Opinion
From Yetziah to the Summit: Leveraging our Most Precious Jewish Leadership Resource
By Rabbi Jay Henry Moses
With Pesach behind us, we may be tempted to breathe a sigh of relief. Our great liberation story, yetziat mitzrayim, feels like an accomplishment worth celebrating and relishing – and celebrate we do, retelling the story of our escape from Egypt and its bondage.
But our tradition is quick to remind us that the yetziah, the departure, is only the beginning of the story. The real work and wisdom is accrued as we wander through the wilderness. It is there that we receive Torah at Sinai along with the countless painful lessons of life as a covenantal people trying to stay in relationship to each other and to God.
At The Wexner Foundation, we have learned this lesson in our decades of training leaders in the North American Jewish community and Israel. We invest in leaders who are poised for maximum impact; we charge them up with knowledge, confidence, and fellow travelers, and then we “let our people go.” Like our ancestors, their “departure” from our programs launches a new phase ripe with opportunity and inspiration. Alumni enter or return to their Jewish communal work and encounter obstacles, develop alliances, and acquire hard-earned wisdom as they attempt to exercise transformative leadership.

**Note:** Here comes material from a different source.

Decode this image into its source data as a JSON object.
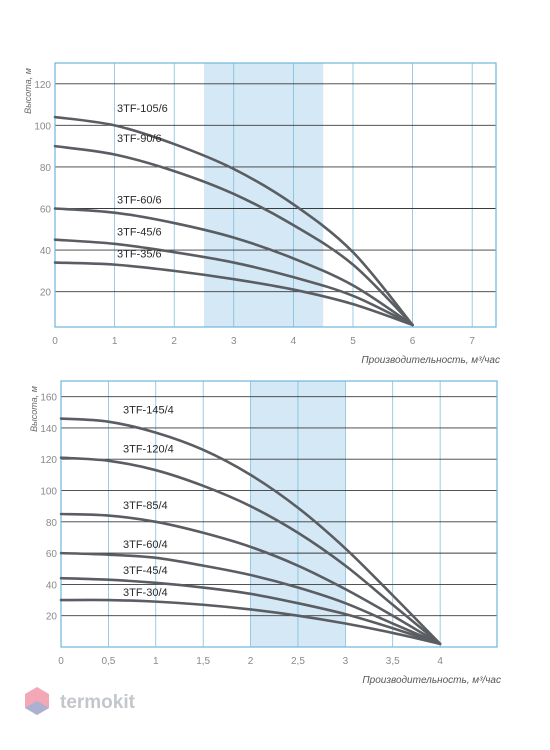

Our leadership initiatives – those points of yetziah, departure for leadership journeys – are so intensive that they require the primary focus of much of our staff and they occupy a profound psychic space for our participants. So it caught us somewhat by surprise when we realized, 30 years into our work, that perhaps our greatest opportunity for impact was as yet untapped and would require us to practice the adaptive leadership we had been preaching.
In 2015 we celebrated our 30th anniversary and were blown away when 1200 alumni came to Columbus to reconnect and recommit to the leadership lessons they learned in our programs. It was immediately clear that our greatest resource was the shared leadership passions of people who had never met each other, but whose mutual connection to our work represented a unique potential leverage point.
Moreover, we realized that in practice, our population of 3000 alumni was not really one network. It was many smaller networks of leaders, most of whom felt connected only to the small cohort with whom they shared their specific Wexner Foundation experience. Undoubtedly, the relationships forged in those mini-networks were extremely meaningful. The drawback was that any individual was likely to encounter only a few dozen or at most a couple hundred other leaders. That left hundreds of potentially fruitful connections between leaders with shared passions and interests unrealized, simply because they had no way of ever finding each other! We were underutilizing our most precious resources: leaders and the meaningful partnerships they create.
In recognition of the invaluable wisdom our alumni had acquired in the wilderness of Jewish life and in response to the “untapped connections” challenge, in 2016 we rolled out our newest program: Wexner Summits: The Network in Action.
Summits bring together alumni of all Wexner programs across North America and Israel to connect and collaborate for action on key issues of shared concern. We have launched Summits on three topics so far: the Israel-North American Jewish Relationship, Social Justice and Civil Discourse. Most recently, we gathered the stakeholders of the most promising initiatives from those first three Summits and paired them with new alumni consultants at an Accelerator Summit designed to give their work an additional boost.
Summits have consisted of an initial two-day gathering followed by an intervening year of independent work and ending with a second two-day gathering. Participants have formed small “working groups” to tackle change related to the topic collaboratively.
More than 200 of our alumni have participated in Summits thus far, creating meaningful initiatives. Some important organizations have been strengthened by work generated at Summits, and some entirely new projects and programs have been launched out of Summit work. These achievements will be the subject of future articles.
But just as important as the topic-related work has been a deep weaving of relationships across our network. Israeli public officials, rabbis, Jewish educators in North America and volunteer board members from the leading organizations in the North American Jewish community have joined forces. They have learned about each other’s lives, work and values. Meaningful conversations, based in shared trust and willingness to be vulnerable, have strengthened the fabric of Jewish peoplehood across our network. A new respect has developed for those whose contribution to the Jewish and Israeli future is very different, but equally powerful.
In the most wonderful outcomes, participants have gone beyond creating meaningful initiatives to advance the cause of social justice, civil discourse or strengthening the Israel-North America relationship; they have collaborated on entirely different projects because of the relationships forged at the Summit. It’s often the unintended consequences that are the most impactful.
We are gradually weaving together our network of 3000 alumni so that they can take the talent, energy and commitment these leaders possess – enhanced and turbo-charged by a Wexner learning experience – and really take it to the next level. The result will be not only impactful work to support Israel and Jewish life, it will also be the ultimate leveraging of our Foundation’s most precious resource: the people we have been honored to train and strengthen in their leadership. Beyond the yetziah, the launch, and fortified with the Torah of life in the leadership wilderness, our alumni are helping lead us toward fulfilling the promise and destiny of our people.
Rabbi Jay Henry Moses is Vice President of The Wexner Foundation.